Abstract

Abstract BACKGROUND Posterior fossa syndrome (PFS) is a constellation of neurobehavioral symptoms occurring in 8–24% of children following surgical resection of posterior fossa tumors. Symptoms may include a combination of mutism or reduced verbal output, emotional lability, hypotonia, dysphagia, ataxia and weakness. Direct surgical injury to the dentato-thalamo-cortical pathway has been the proposed pathological mechanism. The trajectory of recovery and the functional outcomes of PFS are not well described. Khan et al. published a prospective study on children after medulloblastoma resection where they divided PFS into type 1 (complete mutism) and type 2 (diminished speech). They showed that PFS type 1 patients had a worse prognosis and a delayed recovery with 44.4% of children being non-ambulatory at one year.

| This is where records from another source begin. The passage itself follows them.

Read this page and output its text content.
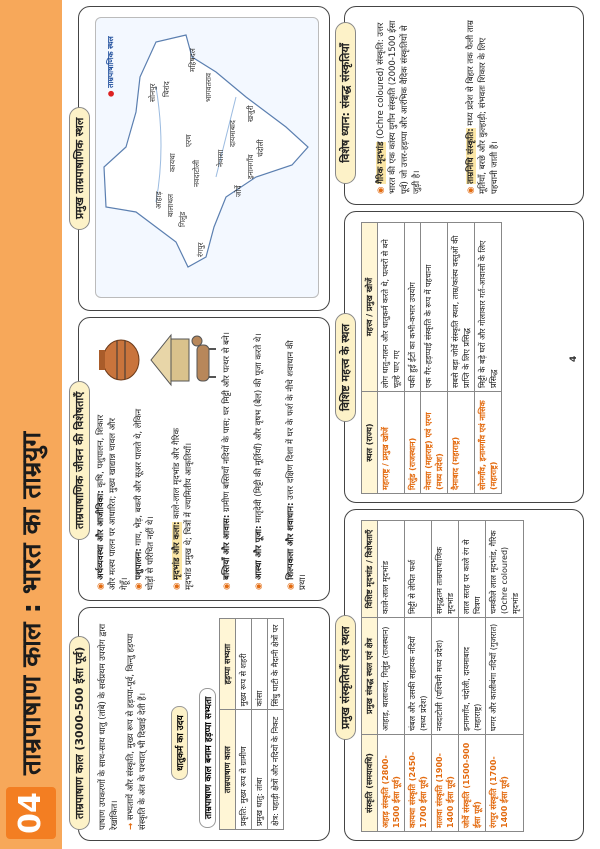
04
ताम्रपाषाण काल : भारत का ताम्रयुग	ताम्रपाषाण काल (3000-500 ईसा पूर्व)	पाषाण उपकरणों के साथ-साथ धातु (तांबे) के सर्वप्रथम उपयोग द्वारा रेखांकित। → सभ्यतायें और संस्कृति, मुख्य रूप से हड़प्पा-पूर्व, किन्तु हड़प्पा संस्कृति के अंत के पश्चात् भी दिखाई देती हैं।	धातुकर्म का उदय	ताम्रपाषाण काल बनाम हड़प्पा सभ्यता ताम्रपाषाण काल	हड़प्पा सभ्यता
प्रकृति: मुख्य रूप से ग्रामीण	मुख्य रूप से शहरी
प्रमुख धातु: तांबा	कांसा
क्षेत्र: पहाड़ी क्षेत्रों और नदियों के निकट	सिंधु घाटी के मैदानी क्षेत्रों पर
ताम्रपाषाणिक जीवन की विशेषताएँ
◉ अर्थव्यवस्था और आजीविका: कृषि, पशुपालन, शिकार और मत्स्य पालन पर आधारित; मुख्य खाद्यान्न चावल और गेहूँ। ◉ पशुपालन: गाय, भेड़, बकरी और सूअर पालते थे, लेकिन घोड़ों से परिचित नहीं थे। ◉ मृदभांड और कला: काले-लाल मृदभांड और गैरिक मृदभांड प्रमुख थे; चित्रों में ज्यामितीय आकृतियाँ।	◉ बस्तियाँ और आवास: ग्रामीण बस्तियाँ नदियों के पास; घर मिट्टी और पत्थर से बने।
◉ आस्था और पूजा: मातृदेवी (मिट्टी की मूर्तियाँ) और वृषभ (बैल) की पूजा करते थे।
◉ शिल्पकला और शवाधान: उत्तर दक्षिण दिशा में घर के फर्श के नीचे शवाधान की प्रथा।
प्रमुख ताम्रपाषाणिक स्थल
● ताम्रपाषाणिक स्थल
सोनपुर चिरांद
कायथा	इनामगाँव
नवदाटोली
एरण
बालाथल
गिलुंड
आहाड़
नेवासा
दायमाबाद
जोर्वे
चंदोली
रंगपुर
भागवतराव
खजुरी
महिषदल
प्रमुख संस्कृतियाँ एवं स्थल
संस्कृति (समयावधि)	प्रमुख संबद्ध स्थल एवं क्षेत्र	विशिष्ट मृदभांड / विशेषताएँ
अहाड़ संस्कृति (2800-1500 ईसा पूर्व)	आहाड़, बालाथल, गिलुंड (राजस्थान)	काले-लाल मृदभांड
कायथा संस्कृति (2450-1700 ईसा पूर्व)	चंबल और उसकी सहायक नदियाँ (मध्य प्रदेश)	मिट्टी से लेपित फर्श
मालवा संस्कृति (1900-1400 ईसा पूर्व)	नवदाटोली (पश्चिमी मध्य प्रदेश)	समृद्धतम ताम्रपाषाणिक मृदभांड
जोर्वे संस्कृति (1500-900 ईसा पूर्व)	इनामगाँव, चंदोली, दायमाबाद (महाराष्ट्र)	लाल सतह पर काले रंग से चित्रण
रंगपुर संस्कृति (1700-1400 ईसा पूर्व)	घग्गर और कालीबंगा नदियाँ (गुजरात)	चमकीले लाल मृदभांड, गैरिक (Ochre coloured) मृदभांड
विशिष्ट महत्त्व के स्थल
स्थल (राज्य)	महत्त्व / प्रमुख खोजें
महाराष्ट्र / प्रमुख खोजें	लोग धातु-गलन और धातुकर्म करते थे, पत्थरों से बने चूल्हे पाए गए
गिलुंड (राजस्थान)	पकी हुई ईंटों का कभी-कभार उपयोग
नेवासा (महाराष्ट्र) एवं एरण (मध्य प्रदेश)	एक गैर-हड़प्पाई संस्कृति के रूप में पहचाना
दैमाबाद (महाराष्ट्र)	सबसे बड़ा जोर्वे संस्कृति स्थल, ताम्र/कांस्य वस्तुओं की प्राप्ति के लिए प्रसिद्ध
सोनगाँव, इनामगाँव एवं नासिक (महाराष्ट्र)	मिट्टी के बड़े घरों और गोलाकार गर्त-आवासों के लिए प्रसिद्ध
4
विशेष ध्यान: संबद्ध संस्कृतियाँ
◉ गैरिक मृदभांड (Ochre coloured) संस्कृति: उत्तर भारत की एक कांस्य युगीन संस्कृति (2000-1500 ईसा पूर्व) जो उत्तर-हड़प्पा और आरंभिक वैदिक संस्कृतियों से जुड़ी है।	◉ ताम्रनिधि संस्कृति: मध्य प्रदेश से बिहार तक फैली ताम्र मूर्तियाँ, बरछे और कुल्हाड़ी; संभवतः शिकार के लिए पहचानी जाती हैं।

Ricci et al. recently published a more detailed severity grading algorithm which over time will hopefully help with data collection and analysis leading to improved prognostication regarding functional recovery. METHODS We present a unique longitudinal look (range 12 months to 19 years) at 5 pediatric patients with posterior fossa tumors who developed PFS following their tumor resections. RESULTS Tumor diagnoses included ependymoma and medulloblastoma. Rehabilitation interventions consisted of acute inpatient rehabilitation where they received intensive physical, occupational, speech and feeding therapy. Most patients benefited from early utilization of trunk and lower extremity bracing as well as a variety of assistive devices and durable medical equipment. Patients continued their rehabilitation for months to years in an outpatient and school setting. All patients demonstrated significant neurological and functional gains however, none of them had a complete resolution of symptoms. We discuss the anatomy, the time to symptom onset, the trajectory of our patients’ recoveries and the rationale behind the applied rehabilitation strategies. CONCLUSIONS This work gives insights on long term sequalae of PFS and demonstrates current rehabilitation approach for children with this complex condition.